Co-opting the robo model
In summary, this is an intriguing paper that compares and contrasts the use of price momentum, or trend following, techniques of chasing winners to a value-based rebalancing strategy of buying assets when they are down. This use of trend following principles could turn out to be a useful way to both reduce portfolio risk and increase returns at the same time. Before going out and blindly implementing a trend-following based re-balancing program, portfolio managers should study these approach and adopt it to their own circumstances.
Nevertheless, this simple exercise shows that the combination of regulatory changes and thoughtful human intervention allow human advisors to beat the robo-advisor at its own game. This suggests an approach of using robo advisory tools to form target portfolios for clients and at the same time allowing the flexibility of a human override as a “sanity check” on model output as different ways of adding value over and above what a standalone robo can offer.
“This suggests an approach of using robo advisory tools to form target portfolios for clients and at the same time allowing the flexibility of a human override as a “sanity check” on model output as different ways of adding value over and above what a standalone robo can offer.”

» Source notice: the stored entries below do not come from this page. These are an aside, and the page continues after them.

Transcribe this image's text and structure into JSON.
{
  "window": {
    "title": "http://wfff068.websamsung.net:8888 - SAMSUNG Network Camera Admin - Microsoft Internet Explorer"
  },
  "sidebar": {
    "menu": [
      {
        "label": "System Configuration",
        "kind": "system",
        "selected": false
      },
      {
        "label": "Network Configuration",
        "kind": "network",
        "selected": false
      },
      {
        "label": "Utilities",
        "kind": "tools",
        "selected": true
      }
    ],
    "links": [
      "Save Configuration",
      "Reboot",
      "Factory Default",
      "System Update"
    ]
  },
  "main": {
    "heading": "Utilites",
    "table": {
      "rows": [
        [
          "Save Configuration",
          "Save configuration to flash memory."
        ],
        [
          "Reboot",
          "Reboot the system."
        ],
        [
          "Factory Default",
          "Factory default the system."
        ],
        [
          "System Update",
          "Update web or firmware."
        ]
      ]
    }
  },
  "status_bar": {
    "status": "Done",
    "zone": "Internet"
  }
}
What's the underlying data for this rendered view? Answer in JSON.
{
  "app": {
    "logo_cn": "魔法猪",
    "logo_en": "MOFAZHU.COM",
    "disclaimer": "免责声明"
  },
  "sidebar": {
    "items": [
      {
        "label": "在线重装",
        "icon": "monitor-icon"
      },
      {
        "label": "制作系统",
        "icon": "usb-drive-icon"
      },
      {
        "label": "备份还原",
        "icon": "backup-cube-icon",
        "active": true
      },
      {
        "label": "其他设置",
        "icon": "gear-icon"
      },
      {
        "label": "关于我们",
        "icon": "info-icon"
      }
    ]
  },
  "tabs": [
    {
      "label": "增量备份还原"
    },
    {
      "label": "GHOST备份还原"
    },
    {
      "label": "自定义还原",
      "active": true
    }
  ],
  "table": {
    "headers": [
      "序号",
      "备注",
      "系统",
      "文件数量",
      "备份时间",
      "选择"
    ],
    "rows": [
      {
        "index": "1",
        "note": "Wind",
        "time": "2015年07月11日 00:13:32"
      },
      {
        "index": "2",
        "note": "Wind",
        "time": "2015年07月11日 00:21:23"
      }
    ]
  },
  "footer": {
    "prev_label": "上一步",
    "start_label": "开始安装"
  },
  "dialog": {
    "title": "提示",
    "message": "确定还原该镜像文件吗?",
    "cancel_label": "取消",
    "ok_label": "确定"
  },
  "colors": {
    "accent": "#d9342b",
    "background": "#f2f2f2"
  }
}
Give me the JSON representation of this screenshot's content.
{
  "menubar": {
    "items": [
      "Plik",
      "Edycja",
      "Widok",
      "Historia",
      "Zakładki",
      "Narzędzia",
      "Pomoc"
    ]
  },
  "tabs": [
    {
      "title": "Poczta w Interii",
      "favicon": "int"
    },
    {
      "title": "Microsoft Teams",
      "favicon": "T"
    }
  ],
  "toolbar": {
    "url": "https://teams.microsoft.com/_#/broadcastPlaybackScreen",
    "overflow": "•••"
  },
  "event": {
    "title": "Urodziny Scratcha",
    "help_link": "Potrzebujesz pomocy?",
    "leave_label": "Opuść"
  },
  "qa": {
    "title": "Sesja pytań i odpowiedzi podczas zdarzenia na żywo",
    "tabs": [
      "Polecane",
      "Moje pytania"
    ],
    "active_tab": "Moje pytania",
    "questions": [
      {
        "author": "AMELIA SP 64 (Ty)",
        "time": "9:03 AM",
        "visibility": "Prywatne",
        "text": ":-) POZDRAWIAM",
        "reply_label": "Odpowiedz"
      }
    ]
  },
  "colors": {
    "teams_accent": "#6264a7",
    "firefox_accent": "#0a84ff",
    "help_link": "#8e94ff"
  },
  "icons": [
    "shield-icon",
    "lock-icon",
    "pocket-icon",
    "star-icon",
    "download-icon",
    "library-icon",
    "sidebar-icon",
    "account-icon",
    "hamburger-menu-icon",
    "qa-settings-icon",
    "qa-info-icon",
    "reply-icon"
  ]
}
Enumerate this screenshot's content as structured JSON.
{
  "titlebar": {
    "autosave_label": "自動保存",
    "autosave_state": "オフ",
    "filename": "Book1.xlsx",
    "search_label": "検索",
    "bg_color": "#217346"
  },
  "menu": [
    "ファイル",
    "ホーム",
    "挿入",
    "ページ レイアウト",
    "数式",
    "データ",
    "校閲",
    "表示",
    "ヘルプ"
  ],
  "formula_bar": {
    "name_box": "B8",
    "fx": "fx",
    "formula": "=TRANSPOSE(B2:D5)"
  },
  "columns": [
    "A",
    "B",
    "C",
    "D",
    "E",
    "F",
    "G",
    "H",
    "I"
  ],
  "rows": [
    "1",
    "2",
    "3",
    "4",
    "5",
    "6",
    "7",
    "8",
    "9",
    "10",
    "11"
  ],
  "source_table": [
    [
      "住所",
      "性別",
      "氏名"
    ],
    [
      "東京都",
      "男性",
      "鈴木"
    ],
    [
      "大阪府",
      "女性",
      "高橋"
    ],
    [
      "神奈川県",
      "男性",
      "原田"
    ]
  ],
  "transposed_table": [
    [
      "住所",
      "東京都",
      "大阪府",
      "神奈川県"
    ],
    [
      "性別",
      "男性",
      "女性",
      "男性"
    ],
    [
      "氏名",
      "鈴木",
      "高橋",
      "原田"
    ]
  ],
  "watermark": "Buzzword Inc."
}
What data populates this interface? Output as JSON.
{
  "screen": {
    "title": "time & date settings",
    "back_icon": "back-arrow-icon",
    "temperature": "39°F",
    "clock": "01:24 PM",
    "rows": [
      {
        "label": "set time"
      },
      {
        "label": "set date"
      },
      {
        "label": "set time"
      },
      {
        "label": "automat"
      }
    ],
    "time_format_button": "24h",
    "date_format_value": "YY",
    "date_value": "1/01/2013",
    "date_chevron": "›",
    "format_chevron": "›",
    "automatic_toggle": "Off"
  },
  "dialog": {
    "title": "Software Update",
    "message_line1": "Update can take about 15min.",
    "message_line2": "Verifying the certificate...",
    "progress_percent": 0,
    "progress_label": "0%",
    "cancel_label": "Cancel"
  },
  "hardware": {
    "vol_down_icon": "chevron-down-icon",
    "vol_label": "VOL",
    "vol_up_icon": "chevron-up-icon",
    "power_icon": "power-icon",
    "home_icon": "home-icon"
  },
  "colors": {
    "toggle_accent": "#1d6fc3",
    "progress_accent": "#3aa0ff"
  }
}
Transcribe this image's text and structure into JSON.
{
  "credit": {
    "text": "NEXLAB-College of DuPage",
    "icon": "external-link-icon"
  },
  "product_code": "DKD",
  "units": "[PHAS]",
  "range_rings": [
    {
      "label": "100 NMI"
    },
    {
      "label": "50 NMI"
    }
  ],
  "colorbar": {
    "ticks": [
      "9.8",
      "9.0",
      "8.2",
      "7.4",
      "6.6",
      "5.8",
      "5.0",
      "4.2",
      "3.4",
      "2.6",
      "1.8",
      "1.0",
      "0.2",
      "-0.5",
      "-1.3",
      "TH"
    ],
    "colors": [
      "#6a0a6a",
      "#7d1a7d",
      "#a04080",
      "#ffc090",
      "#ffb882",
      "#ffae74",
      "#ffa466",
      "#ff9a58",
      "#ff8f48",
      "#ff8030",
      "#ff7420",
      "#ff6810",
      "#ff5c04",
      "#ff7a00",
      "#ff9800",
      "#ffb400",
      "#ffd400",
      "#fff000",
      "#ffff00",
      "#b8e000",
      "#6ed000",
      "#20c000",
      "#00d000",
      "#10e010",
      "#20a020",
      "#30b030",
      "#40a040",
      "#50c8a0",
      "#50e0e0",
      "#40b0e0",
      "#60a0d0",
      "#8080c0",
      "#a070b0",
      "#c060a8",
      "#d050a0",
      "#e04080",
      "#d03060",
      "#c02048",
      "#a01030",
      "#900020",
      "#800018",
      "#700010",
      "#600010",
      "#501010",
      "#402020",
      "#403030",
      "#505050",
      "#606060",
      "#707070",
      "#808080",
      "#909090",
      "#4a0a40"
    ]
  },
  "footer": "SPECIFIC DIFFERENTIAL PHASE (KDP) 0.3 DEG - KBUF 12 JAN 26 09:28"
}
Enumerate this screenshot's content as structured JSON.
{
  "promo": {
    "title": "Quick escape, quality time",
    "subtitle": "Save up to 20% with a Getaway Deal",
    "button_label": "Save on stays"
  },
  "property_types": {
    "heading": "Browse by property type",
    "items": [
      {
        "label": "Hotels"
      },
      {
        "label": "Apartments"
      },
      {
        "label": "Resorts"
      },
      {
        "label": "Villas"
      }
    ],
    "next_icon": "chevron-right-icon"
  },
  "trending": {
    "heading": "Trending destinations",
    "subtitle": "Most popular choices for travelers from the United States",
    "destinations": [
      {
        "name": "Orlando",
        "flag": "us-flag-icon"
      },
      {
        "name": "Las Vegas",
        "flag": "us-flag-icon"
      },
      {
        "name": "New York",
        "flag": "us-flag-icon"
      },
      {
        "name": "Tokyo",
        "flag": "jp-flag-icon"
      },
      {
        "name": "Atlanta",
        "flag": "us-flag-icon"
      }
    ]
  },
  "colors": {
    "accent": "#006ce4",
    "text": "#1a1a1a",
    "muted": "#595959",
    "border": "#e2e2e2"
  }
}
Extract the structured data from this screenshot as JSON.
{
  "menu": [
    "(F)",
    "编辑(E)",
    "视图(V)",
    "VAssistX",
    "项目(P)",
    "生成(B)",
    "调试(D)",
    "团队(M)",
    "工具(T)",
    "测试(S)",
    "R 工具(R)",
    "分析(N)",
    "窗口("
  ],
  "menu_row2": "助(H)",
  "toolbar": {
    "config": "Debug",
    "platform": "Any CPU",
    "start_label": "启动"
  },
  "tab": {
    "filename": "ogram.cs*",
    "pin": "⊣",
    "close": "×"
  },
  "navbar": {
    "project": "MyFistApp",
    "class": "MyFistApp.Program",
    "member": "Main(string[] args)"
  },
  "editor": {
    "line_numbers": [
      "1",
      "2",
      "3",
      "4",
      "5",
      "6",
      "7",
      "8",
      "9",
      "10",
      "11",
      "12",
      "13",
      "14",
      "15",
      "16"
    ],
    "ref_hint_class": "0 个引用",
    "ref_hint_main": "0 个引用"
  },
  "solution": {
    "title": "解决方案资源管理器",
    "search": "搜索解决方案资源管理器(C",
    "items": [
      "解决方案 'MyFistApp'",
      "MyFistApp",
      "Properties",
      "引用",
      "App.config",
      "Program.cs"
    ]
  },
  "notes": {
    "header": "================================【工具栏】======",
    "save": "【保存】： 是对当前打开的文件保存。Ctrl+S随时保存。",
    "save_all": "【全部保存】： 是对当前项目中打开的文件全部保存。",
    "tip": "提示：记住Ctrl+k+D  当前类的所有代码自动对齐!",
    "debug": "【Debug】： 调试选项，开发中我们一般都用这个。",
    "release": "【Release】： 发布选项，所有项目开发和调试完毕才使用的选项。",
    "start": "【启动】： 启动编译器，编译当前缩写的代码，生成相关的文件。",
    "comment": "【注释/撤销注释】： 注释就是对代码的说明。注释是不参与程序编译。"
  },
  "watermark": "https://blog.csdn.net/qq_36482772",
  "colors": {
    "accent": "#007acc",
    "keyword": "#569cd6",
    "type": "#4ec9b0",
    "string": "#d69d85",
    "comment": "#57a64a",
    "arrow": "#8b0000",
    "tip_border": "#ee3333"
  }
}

This is a recurring problem with every investing model, whether technical, fundamental, astrological, or any crazy combo anyone comes up with. Because people are influenced by recent trends and other people, we tend to get bullish at tops and bearish at bottoms. The purpose of a model is to remove human emotion from the picture, and buy even though the human operator is scared, and sell even though the human is optimistic.
As soon as you say that, as a “sanity check” the humans are allowed to override the model, then you have destroyed its purpose, and made any evaluation of the complete system (including the occasionally intervening human) impossible.
Models are designed by people who study the past, and the more time elapses, the more seemingly independent models will adopt similar strategies. At some point too much money is all bet the same way, and that is when things suddenly become discontinuous and the market acts in the worst possible way for those models.
The answer is: there is no answer.
Still, between the two, if I weren’t running my own money, I’d prefer to hand it over to an older, experienced person who I felt had good judgment, rather than use a mechanistic model.
I’m totally opposed to the rebalncibg concept. It is anti-momentum and momentum is an academically proven winning concept.
Your first chart showing rebalancing at the top and bottom of bull and bear markets never happen in the real world. What happens is that an investor is selling winning investments to buy underperformers for years on the way up and down.
Look at an investor in European and emerging market sectors. For the last few years they would be sending good money after bad by rebalancing.
Also people buy to rebalance those things that are down the most. They seem the biggest bargain. So many people were buying bank stocks as they eere crashing in 2008 for that reason.
The concept of rebalancing is based on things reverting to previous means. Look around us. Things are not reverting back to old norms.
Thanks for the common-sense analysis. This post reminds me that I’d like to see a sector rotation graph periodically.